Dona de uma linguagem maravilhosamente envolvente, Octavia Butler nos conduz pela trajetória de idas e vindas de Dana e vai desnudando, sem julgamentos, o horror de uma época. A personagem negra acostumada com a liberdade do século XX sofre, literalmente, na pele a tortura pela qual seus ancestrais passaram ao mesmo tempo em que convive e conhece os dramas, as tristezas e também as motivações de cada um. A galeria de personagens escravos não é coadjuvante neste livro. Cada um tem uma história de vida bem desenvolvida e que ajuda fundamentalmente a compor o panorama da obra.  E através de pequenas atitudes, que podem até passar despercebidas pelo leitor, fica explícito que nem sempre precisamos de grandes realizações para fazer a diferença. Às vezes uma simples conversa é suficiente para mudar algo em favor do outro.

Tardiamente traduzido para o português, Kindred chega em um momento oportuno. As mudanças, nem sempre interessantes pelas quais passa nossa sociedade, merecem uma obra como essa para provocar reflexão. O horror de se colocar acima do outro, seja dominando, excluindo ou preconcebendo opinião, está sempre à espreita. A ficção de Octavia Butler é uma forma de mexer com nossos sentimentos, talvez nos tirar da inércia e abrir nossos olhos para algo que foi real e considerado normal, e que pode se travestir de outras justificativas para renascer, sob outras formas, mas sem perder sua essência bárbara. Há livros fundamentais, essenciais e de leitura obrigatória no mundo. Kindred é um deles.

Avaliação: 5 Estrelas

A Autora: Octavia Butler filha de um engraxate e uma empregada doméstica, a Grande Dama da Ficção Científica nasceu na Califórnia, em 1947. Aos 12 anos, assistiu ao filme “A Garota Diabólica de Marte”, que era tão ruim, mas tão ruim, que mudou completamente sua vida. Octavia decidiu que contaria histórias melhores do que aquela e assim começou sua jornada como escritora. A autora precisou lutar contra a pobreza, a dislexia e o racismo para receber um diploma universitário e foi a primeira mulher negra norte-americana a conquistar o sucesso em uma área da literatura dominada por homens: a ficção científica.

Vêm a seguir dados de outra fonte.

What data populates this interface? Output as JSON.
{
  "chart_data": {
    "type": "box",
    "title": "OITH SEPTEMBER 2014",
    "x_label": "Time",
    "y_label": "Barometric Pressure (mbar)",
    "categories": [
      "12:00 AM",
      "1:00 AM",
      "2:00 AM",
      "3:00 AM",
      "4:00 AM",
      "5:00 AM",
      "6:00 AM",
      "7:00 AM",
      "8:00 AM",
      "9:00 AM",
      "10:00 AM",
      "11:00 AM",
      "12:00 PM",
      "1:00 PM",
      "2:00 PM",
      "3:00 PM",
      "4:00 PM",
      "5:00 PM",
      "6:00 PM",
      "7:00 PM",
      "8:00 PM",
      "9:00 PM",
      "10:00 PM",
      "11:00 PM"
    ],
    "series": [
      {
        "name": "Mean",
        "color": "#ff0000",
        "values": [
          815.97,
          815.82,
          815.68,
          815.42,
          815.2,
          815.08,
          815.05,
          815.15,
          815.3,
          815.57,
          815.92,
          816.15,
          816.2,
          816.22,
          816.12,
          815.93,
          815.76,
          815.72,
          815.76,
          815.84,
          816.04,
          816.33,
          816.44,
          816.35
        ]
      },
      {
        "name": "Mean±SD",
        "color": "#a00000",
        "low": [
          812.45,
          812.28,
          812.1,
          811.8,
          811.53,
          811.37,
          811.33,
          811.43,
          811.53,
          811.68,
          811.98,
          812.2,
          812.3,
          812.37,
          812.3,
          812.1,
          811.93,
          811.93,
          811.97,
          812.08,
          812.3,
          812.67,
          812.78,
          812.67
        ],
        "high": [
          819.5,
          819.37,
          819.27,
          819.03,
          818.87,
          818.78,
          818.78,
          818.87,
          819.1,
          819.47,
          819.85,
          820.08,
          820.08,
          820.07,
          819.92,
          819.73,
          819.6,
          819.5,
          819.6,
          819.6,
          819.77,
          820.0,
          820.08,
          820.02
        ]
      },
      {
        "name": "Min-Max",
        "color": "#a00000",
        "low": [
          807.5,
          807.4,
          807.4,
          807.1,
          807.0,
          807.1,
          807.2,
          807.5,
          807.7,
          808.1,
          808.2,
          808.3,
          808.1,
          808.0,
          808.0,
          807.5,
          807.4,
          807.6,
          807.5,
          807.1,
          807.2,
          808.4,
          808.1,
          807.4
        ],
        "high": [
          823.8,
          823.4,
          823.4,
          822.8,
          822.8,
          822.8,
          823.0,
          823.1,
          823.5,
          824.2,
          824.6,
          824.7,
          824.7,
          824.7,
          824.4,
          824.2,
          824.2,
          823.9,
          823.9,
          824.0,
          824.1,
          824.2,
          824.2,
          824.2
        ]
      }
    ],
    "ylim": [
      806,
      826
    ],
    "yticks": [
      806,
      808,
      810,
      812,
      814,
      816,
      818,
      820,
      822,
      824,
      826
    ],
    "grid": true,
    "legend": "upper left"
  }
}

Ao longo de sua carreira, foi laureada com o MacArthur Fellowship, Hugo, Nebula e Locus Awards, além de ser indicada mais de 20 vezes à prêmios. Representava em seus livros heroínas negras e explorava temas como raça, empoderamento feminino, divisão de classe, sexualidade e escravidão. Em 2010, quatro anos após sua morte, foi inserida no Hall da Fama da Ficção Científica, em Seattle. Sua obra continua tão relevante, que ainda hoje é objeto de estudo e seu trabalho e vida ganharam uma magnifica exposição na The Huntington Library, na Califórnia.